The UK automotive sector is a cornerstone of the national economy – supporting hundreds of thousands of jobs, driving innovation and attracting billions in investment. It is also central to achieving net zero. The transition is underway, with manufacturers investing at scale and bringing an unprecedented range of zero emission vehicles to market.
Despite these investments, improving infrastructure, government incentives and high fuel prices, uptake is still not keeping pace with ambition. Zero emission market share continues to fall short of ZEV Mandate targets.
Targets alone do not cut emissions – new vehicle uptake does. Consumers and businesses will only switch when conditions – and costs – are right. Automotive has invested heavily and continues to do so to create those conditions. However, consumers consistently cite familiar reasons to hold off: cost, uncertainty about infrastructure, whether an EV will meet their driving needs. Add in a prospective additional tax in the form of a pence per mile VED charge, and such wariness is natural.
For all the new products now available – increasingly in the smaller and more affordable segments of the market – the gap between uptake and ambition is still having to be patched over by unsustainable manufacturer discounting. Over the past two years, industry has absorbed more than £10 billion in costs from EV discounting to artificially drive up demand – not a model for long-term success.
Chargepoint rollout is improving. But is it still keeping pace with EV take up? The ratio of public chargepoints to plug-in vehicles has deteriorated, down to one charger for 24 vehicles last year, compared with one for 20 in 2024. In every region except London and the South West, ratios have worsened and there remains massively uneven distribution, with London far better served that any other region in the country.
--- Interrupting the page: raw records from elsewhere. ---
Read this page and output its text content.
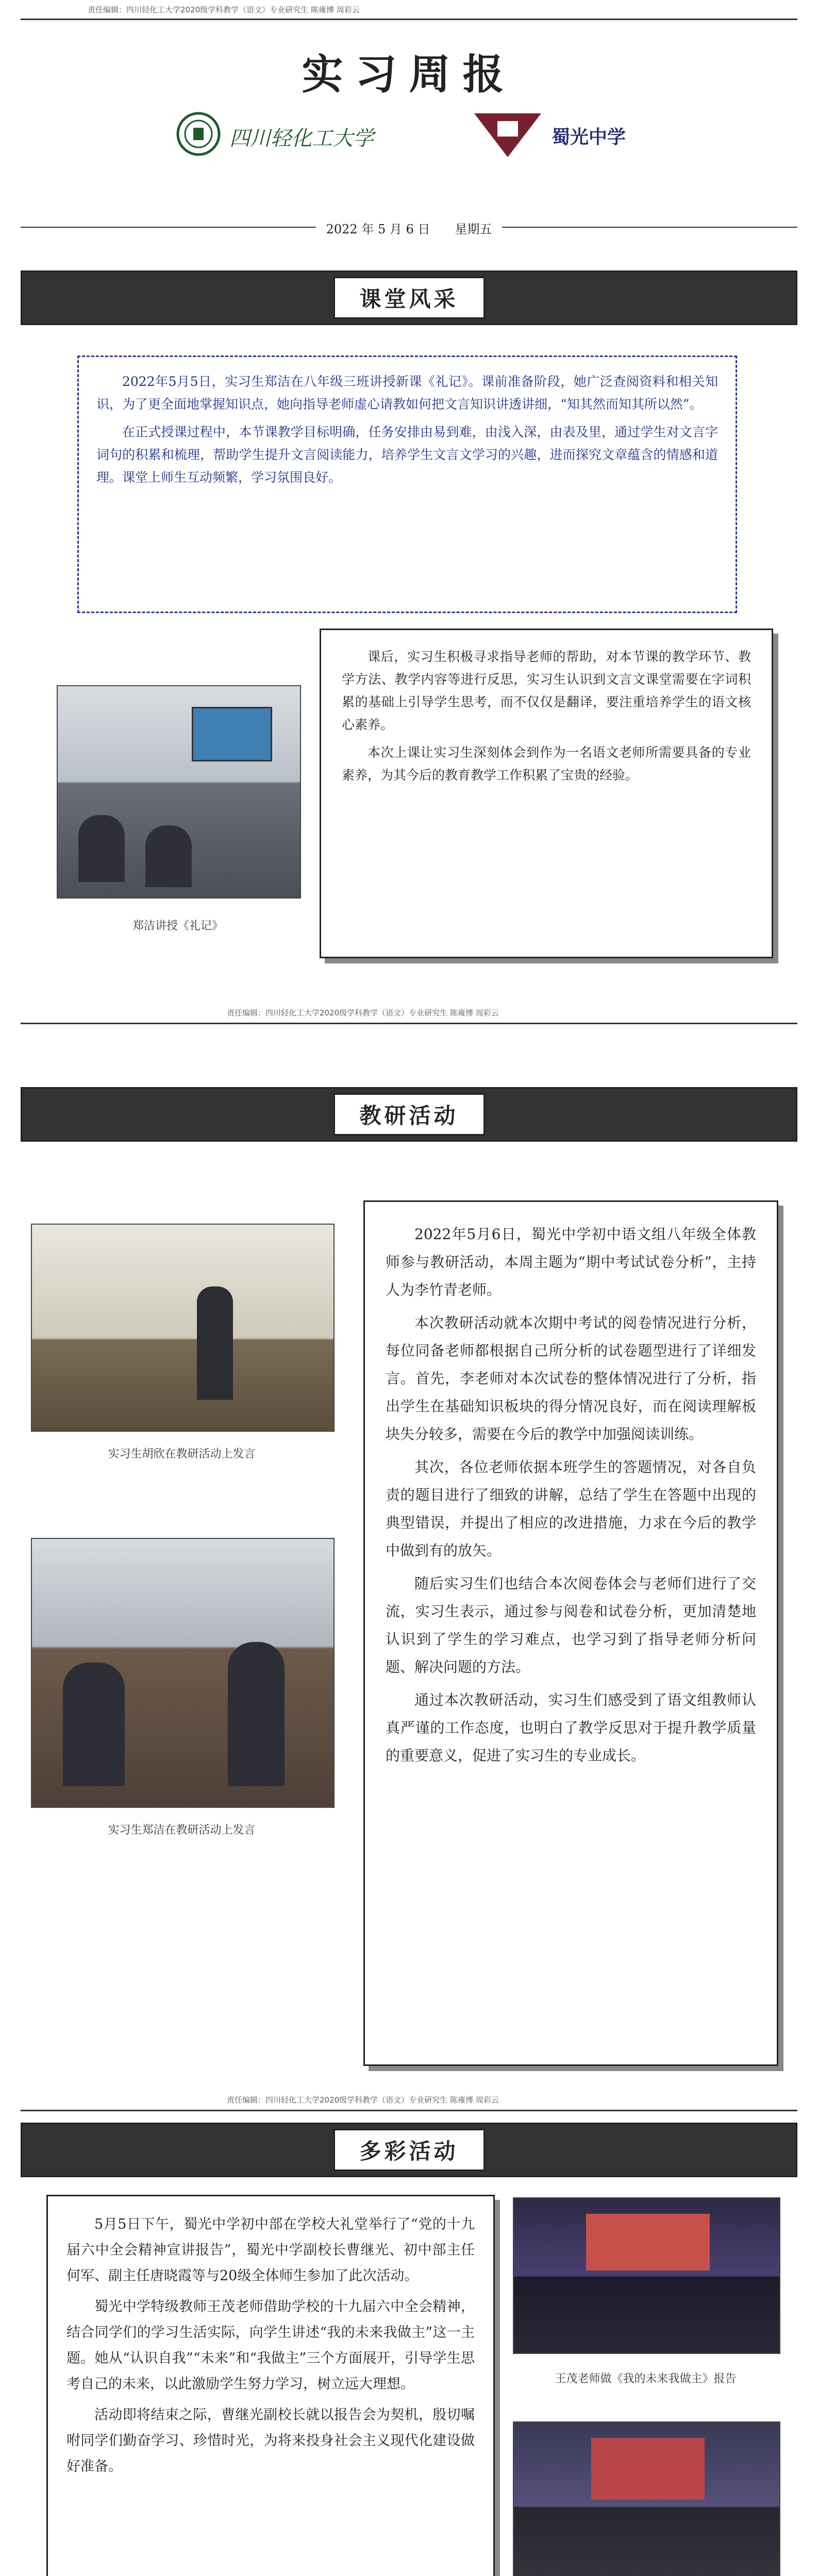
责任编辑：四川轻化工大学2020级学科教学（语文）专业研究生 陈雍博 周彩云
实习周报
四川轻化工大学	蜀光中学
2022 年 5 月 6 日　　星期五
课堂风采

2022年5月5日，实习生郑洁在八年级三班讲授新课《礼记》。课前准备阶段，她广泛查阅资料和相关知识，为了更全面地掌握知识点，她向指导老师虚心请教如何把文言知识讲透讲细，“知其然而知其所以然”。

在正式授课过程中，本节课教学目标明确，任务安排由易到难，由浅入深，由表及里，通过学生对文言字词句的积累和梳理，帮助学生提升文言阅读能力，培养学生文言文学习的兴趣，进而探究文章蕴含的情感和道理。课堂上师生互动频繁，学习氛围良好。

郑洁讲授《礼记》

课后，实习生积极寻求指导老师的帮助，对本节课的教学环节、教学方法、教学内容等进行反思，实习生认识到文言文课堂需要在字词积累的基础上引导学生思考，而不仅仅是翻译，要注重培养学生的语文核心素养。

本次上课让实习生深刻体会到作为一名语文老师所需要具备的专业素养，为其今后的教育教学工作积累了宝贵的经验。

责任编辑：四川轻化工大学2020级学科教学（语文）专业研究生 陈雍博 周彩云
教研活动
实习生胡欣在教研活动上发言
实习生郑洁在教研活动上发言

2022年5月6日，蜀光中学初中语文组八年级全体教师参与教研活动，本周主题为“期中考试试卷分析”，主持人为李竹青老师。

本次教研活动就本次期中考试的阅卷情况进行分析，每位同备老师都根据自己所分析的试卷题型进行了详细发言。首先，李老师对本次试卷的整体情况进行了分析，指出学生在基础知识板块的得分情况良好，而在阅读理解板块失分较多，需要在今后的教学中加强阅读训练。

其次，各位老师依据本班学生的答题情况，对各自负责的题目进行了细致的讲解，总结了学生在答题中出现的典型错误，并提出了相应的改进措施，力求在今后的教学中做到有的放矢。

随后实习生们也结合本次阅卷体会与老师们进行了交流，实习生表示，通过参与阅卷和试卷分析，更加清楚地认识到了学生的学习难点，也学习到了指导老师分析问题、解决问题的方法。

通过本次教研活动，实习生们感受到了语文组教师认真严谨的工作态度，也明白了教学反思对于提升教学质量的重要意义，促进了实习生的专业成长。

责任编辑：四川轻化工大学2020级学科教学（语文）专业研究生 陈雍博 周彩云
多彩活动

5月5日下午，蜀光中学初中部在学校大礼堂举行了“党的十九届六中全会精神宣讲报告”，蜀光中学副校长曹继光、初中部主任何军、副主任唐晓霞等与20级全体师生参加了此次活动。

蜀光中学特级教师王茂老师借助学校的十九届六中全会精神，结合同学们的学习生活实际，向学生讲述“我的未来我做主”这一主题。她从“认识自我”“未来”和“我做主”三个方面展开，引导学生思考自己的未来，以此激励学生努力学习，树立远大理想。

活动即将结束之际，曹继光副校长就以报告会为契机，殷切嘱咐同学们勤奋学习、珍惜时光，为将来投身社会主义现代化建设做好准备。

王茂老师做《我的未来我做主》报告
Such a deterioration comes on top of wider issues serving to undermine EV uptake such as rising energy costs, global uncertainty and weaker consumer confidence – illustrated this week by a new Autotrader survey showing just 10% of recent non-electric car buyers even considered an EV.
It’s clear that the assumptions underpinning the mandate no longer hold. It was designed for a market with stronger demand, greater stability and cheaper energy – not the market we have today. An urgent review of the ZEV Mandate is therefore essential. This is not about weakening ambition, but restoring credibility. Regulation must reflect real-world conditions.
The prize remains significant: secure global leadership, unlock investment, sustain high-value jobs and decarbonise road transport. But success requires a realistic pathway – where policy, provision, infrastructure and demand move in lock step.